Future Picasso … Or Future Vandal?

I was lying in bed last night with Boy #2 (in Boy #3’s future room, whenever we FINALLY get the bedroom-switcheroo completed) obviously completely engrossed in Seymour Simon’s Planets Around the Sun because I failed to notice that fewer than 10 feet away, Boy #3 was doing THIS.

Now, what do you do with that? Was I angry? Yes. Am I used to things like this happening in my world? Yes. Did I think this little creature he drew was about the cutest thing ever? Again, yes.

So I gave Boy #3 the “We don’t EVER draw on anything but paper. EVER! Do you understand?” speech and decided I’d just leave it there since it’s going to be his room anyway. The builder’s paint won’t stand up to a Mr. Clean Magic Eraser scrub-down, I’m sure.

Now, silly me. I thought Boy #3 understood. I thought we’d reached an understanding. And I thought I’d put up all of the crayons and markers.


Oh, and not only did he draw on the wall in the hallway this time (with a nonwashable marker, I might add), but he also decided to color my already severely abused carpet.

I did try to Magic Eraser this one (well, Target-brand Magic Eraser, anyway), but it merely faded the drawings just a smidge. The carpet? Well, it’s been long overdue for a good steam-cleaning, but I wasn’t exactly planning on doing it today.

So, should I go ahead and start pre-paying tuition for him at the Kansas City Art Institute—or prepare myself for the fact that when he’s 16 I’m going to get a phone call from the local police that he was picked up spray-painting “CLASS of 2023 RULZ” on the water tower?

9 thoughts on “Future Picasso … Or Future Vandal?”

  1. Gotta love those Mr. Clean Magic Sponges – Mr. Clean, bless his bald head, has saved many a wall in my Trenches!

    Of course, it’s the rule that MARKERS GO ON PAPER! And if that rule is disobeyed, then the offender himself has to scrub his own mess with the sponge! Nothing better than seeing a 3 year old scrubbing a wall.

  2. Boo did this in her room, with non-washable markers. If you find something that gets it off, let me know!!

  3. Livie drew lines, with a pencil, on our kitchen cabinets, the stove, the fridge, the wall & the pantry door. She wasn't allowed to use any writing tool, unsupervised, for a long time.

    Then, apparently, because Livie did it, Em though she could do it… but she gave herself away, by writing her name on the wall!

  4. At least if he does become a vandal he will spell the words correctly. He is your son, afterall!

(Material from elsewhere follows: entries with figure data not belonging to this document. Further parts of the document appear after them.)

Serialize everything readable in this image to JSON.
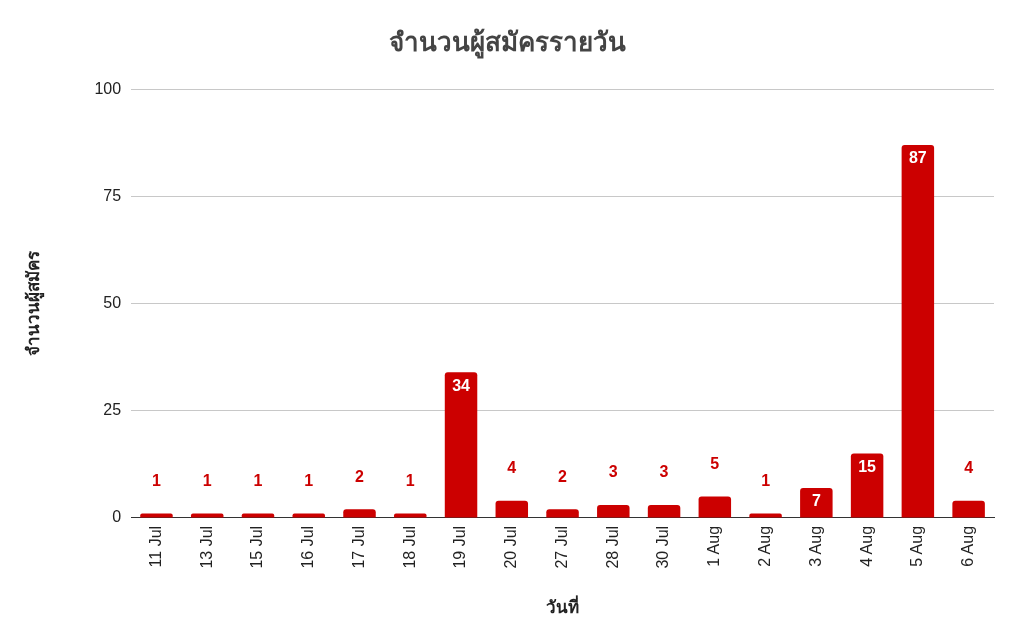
{
  "chart_data": {
    "type": "bar",
    "title": "จำนวนผู้สมัครรายวัน",
    "xlabel": "วันที่",
    "ylabel": "จำนวนผู้สมัคร",
    "categories": [
      "11 Jul",
      "13 Jul",
      "15 Jul",
      "16 Jul",
      "17 Jul",
      "18 Jul",
      "19 Jul",
      "20 Jul",
      "27 Jul",
      "28 Jul",
      "30 Jul",
      "1 Aug",
      "2 Aug",
      "3 Aug",
      "4 Aug",
      "5 Aug",
      "6 Aug"
    ],
    "values": [
      1,
      1,
      1,
      1,
      2,
      1,
      34,
      4,
      2,
      3,
      3,
      5,
      1,
      7,
      15,
      87,
      4
    ],
    "color": "#cc0000",
    "ylim": [
      0,
      100
    ],
    "yticks": [
      0,
      25,
      50,
      75,
      100
    ],
    "grid": "y",
    "legend": false,
    "data_labels": true
  }
}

I must say that I love his little creature, too!

    I just gave up trying to paint over the crayon and marker, using magic erasers, or cleaning the carpet. When #3 hits 18, we will just repaint everything and recarpet every room!

  5. you could try to use a white terry cloth towel (all white – no color at all) soaked in hot, hot water, put it over the stain in the carpet, place a steamming hot hot iron on it – watch carefully so not to melt the carpet, and repeat – sometimes that will pull the stain out of the carpet fibers. (worked magic on my carpet…)

    as far as the wall – if Mr. Clean didn’t get it off, I don’t know what will.

  6. Oh…I know EXACTLY how you feel. AD has written on the walls of every room in our house, and the kitchen cabinets, and the appliances.

    I certainly hope it is going to be the art school but to be on the safe side I would eliminate all forms of writing utensils and paint from your house. 🙂

  7. When the boys are grown, just buy an industrial sized can of Kilz and cover over all of it…well, except the carpet. It’s the small stuff in life that isn’t worth sweating…and before you know it, all of your walls will be the same color…and clean…but you’ll fondly remember that cute little creature created by #3. Yup, someday when you and Art are approaching geezerhood you’ll remember all of this as the Best Years.
    Life is about helping the kids become the best adults possible and creating wonderful memories.

  8. LOL! This is happening at our house too. Miss Priss took a SHARPIE and scribbled on the screen of my lap top!

    My LAP TOP, for heaven’s sake!

    Thank goodness for the Mr. Clean Magic Eraser. Worked like a charm!